It’s no secret that I’m a believer in high-quality gear, whether it’s the vehicle, accessories, tools, camping equipment, or personal accoutrements. I also try to buy American-made products when possible (and when they meet my standards, which is not always the case).
But for certain products there simply is no longer a U.S.-made (or even North American-made) choice.
Recently I was in the market for a new Gore-Tex parka, and turned to Arc’Teryx, a company I can modestly claim to have helped publicize in their early days, when I reviewed gear for Outside magazine. I was impressed with the quality of Arc-Teryx’s products—even among a suite of superb contemporaries such as Marmot—and at the time they were making their clothing in Canada.
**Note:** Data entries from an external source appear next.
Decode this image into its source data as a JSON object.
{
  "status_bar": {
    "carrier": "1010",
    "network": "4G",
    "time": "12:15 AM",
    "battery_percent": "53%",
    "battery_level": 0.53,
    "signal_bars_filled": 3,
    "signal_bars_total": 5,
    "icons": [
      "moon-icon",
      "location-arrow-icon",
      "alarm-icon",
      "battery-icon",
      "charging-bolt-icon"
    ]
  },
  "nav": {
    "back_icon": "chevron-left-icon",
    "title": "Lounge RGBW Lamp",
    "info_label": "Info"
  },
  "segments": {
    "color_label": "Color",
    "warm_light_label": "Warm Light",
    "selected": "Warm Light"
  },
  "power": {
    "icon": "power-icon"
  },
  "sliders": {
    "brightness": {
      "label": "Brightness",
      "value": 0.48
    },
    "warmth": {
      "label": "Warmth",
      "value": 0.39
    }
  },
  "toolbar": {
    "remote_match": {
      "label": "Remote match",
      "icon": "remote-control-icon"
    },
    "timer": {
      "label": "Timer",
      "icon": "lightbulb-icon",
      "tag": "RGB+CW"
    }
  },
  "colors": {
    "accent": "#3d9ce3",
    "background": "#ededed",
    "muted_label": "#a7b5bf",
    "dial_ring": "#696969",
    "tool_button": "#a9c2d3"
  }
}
Sadly, that no longer seems to be the case. The Beta AR jacket I bought was made in, of all places, Myanmar (Burma to many of us).
But my initital disappointment more or less evaporated when I examined the jacket closely. Try as I might, I could find not a single flaw in its construction—indeed, the closer I looked the more impeccable were the details and stitching. In the end I had to admit it was fully the equal of any of the company’s early efforts.
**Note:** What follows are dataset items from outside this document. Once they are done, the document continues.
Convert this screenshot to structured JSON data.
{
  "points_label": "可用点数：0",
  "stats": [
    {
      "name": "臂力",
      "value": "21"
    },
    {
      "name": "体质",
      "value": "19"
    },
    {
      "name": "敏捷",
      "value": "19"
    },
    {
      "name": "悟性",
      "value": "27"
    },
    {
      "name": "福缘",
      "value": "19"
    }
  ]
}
That doesn’t mean I’m happy that the manufacturing of so many thousands of products has shifted overseas to save labor costs here—and, make no mistake, that is the sole reason to do so—but it did serve as a reminder to me that quality is not intrinsic to any geographic locale. So perhaps it’s now more important than ever for consumers to actually pay attention to what they buy, and evaluate it on its merits rather than any arbitrary prejudice.